His great Ninth Symphony premiered on May 7, 1824, in Vienna. He was there, standing near the conductor, but he never heard it. (You may have, but he never did. Think about that.) Reportedly, several in the orchestra wept as they played. Afterward, the contralto soloist turned him around to see the passionate applause of the audience who, seized by emotion, applauded all the louder and more visibly.

Beethoven died less than three years later, at 57, apparently from complications of jaundice, which he had contracted roughly seven years before. The autopsy revealed a ravaged, worn-out liver, and modern scholars suspect that he may have suffered for many years from an immunopathic disease called systemic lupus erythematosus, which begins in early adulthood—at about the same time, in other words, that his otosclerosis began to manifest itself—and, though it may come and go for a while, eventually becomes chronic. Its symptoms include not only liver disease but rashes, redness in the face, rheumatism, and emotional instability.

And Beethoven certainly had emotional issues. Ravaged by constant stomach pain, frustrated by his uniquely tragic combination of musical genius and deafness, he was quarrelsome, suspicious, rude, commonly in a state of rage. And, thus, he was desperately lonely. His living quarters were disorderly and often filthy. He was perpetually in debt—partly, perhaps, because he lacked basic skills in arithmetic. He never married; he couldn’t even keep servants. “Oh, God,” he begged in his journal, “may I find her at last, the woman who may strengthen me in virtue, who is permitted to be mine.” But he never did.

It’s impossible not to wonder what this musical titan might have accomplished had he been healthy, had he lived longer and had he been able to hear. It’s impossible to believe that he achieved his full potential as either a composer or, even, a human being.

Beethoven’s heart-rending biography—and many millions like his, or worse—is no argument for a future life. Perhaps, a skeptic might say, there’s no purpose to the cosmos. That’s just the way it is. We live briefly, we die meaninglessly and then our little candle is extinguished—as all light and life ultimately will be extinguished in the vast heat-death of the universe.

But it should certainly cause us to hope for a future in which wounds are healed, deep yearnings satisfied and human potential fully realized.

Fortunately, in the Resurrection of Christ and the Restoration of the gospel there’s a firm foundation for that hope.
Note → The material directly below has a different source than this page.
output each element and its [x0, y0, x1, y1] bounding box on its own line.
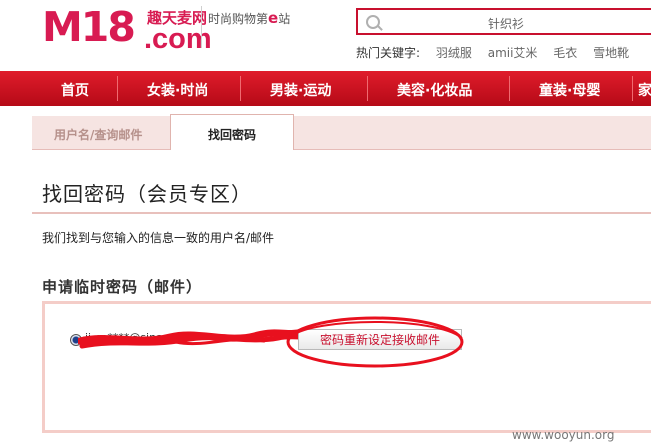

Be still, my soul: the hour is hast’ning on

When we shall be forever with the Lord.

When disappointment, grief, and fear are gone,

Sorrow forgot, love’s purest joys restored.
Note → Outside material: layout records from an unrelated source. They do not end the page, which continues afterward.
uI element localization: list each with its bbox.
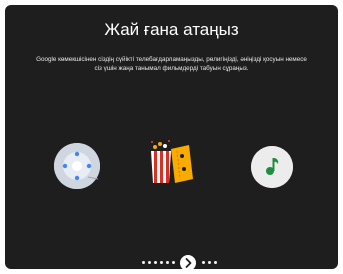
onboarding-dialog: Жай ғана атаңыз Google көмекшісінен сізд…: [5, 5, 338, 269]
music-note-icon: [251, 146, 293, 188]
chevron-right-icon: [185, 258, 192, 268]
page-indicator: [5, 255, 338, 269]
page-dot[interactable]: [208, 261, 211, 264]
dialog-title: Жай ғана атаңыз: [104, 20, 239, 39]
dialog-description: Google көмекшісінен сіздің сүйікті телеб…: [36, 56, 307, 72]
tv-remote-icon: [54, 143, 100, 189]
page-dot[interactable]: [214, 261, 217, 264]
page-dot[interactable]: [142, 261, 145, 264]
popcorn-ticket-icon: [149, 139, 195, 191]
page-dot[interactable]: [202, 261, 205, 264]
page-dot[interactable]: [160, 261, 163, 264]
page-dot[interactable]: [148, 261, 151, 264]
page-dot[interactable]: [166, 261, 169, 264]
page-dot[interactable]: [154, 261, 157, 264]
next-button[interactable]: [180, 255, 196, 269]
page-dot[interactable]: [172, 261, 175, 264]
Be still, my soul: when change and tears are past

All safe and blessed we shall meet at last.

Jesus didn’t only teach theoretically about life after death. He demonstrated it. His physical resurrection and his empty tomb lift the concept of a life beyond the grave from the realm of airy speculation to that of specific, concrete history.

“All your losses will be made up to you in the resurrection,” testified the Prophet Joseph Smith, “provided you continue faithful. By the vision of the Almighty I have seen it.”

“Weeping may endure for a night,” says the Psalmist (30:5), “but joy cometh in the morning.”

“O death,” wrote the apostle Paul in 1 Corinthians 15:55, “where is thy sting? O grave, where is thy victory?”

The glorious message of Easter is that Death doesn’t win. It doesn’t have the final say.

“And God shall wipe away all tears from their eyes,” testified John the Revelator, “and there shall be no more death, neither sorrow, nor crying, neither shall there be any more pain: for the former things are passed away” (Revelation 21:4).

What difference does this make? It changes everything.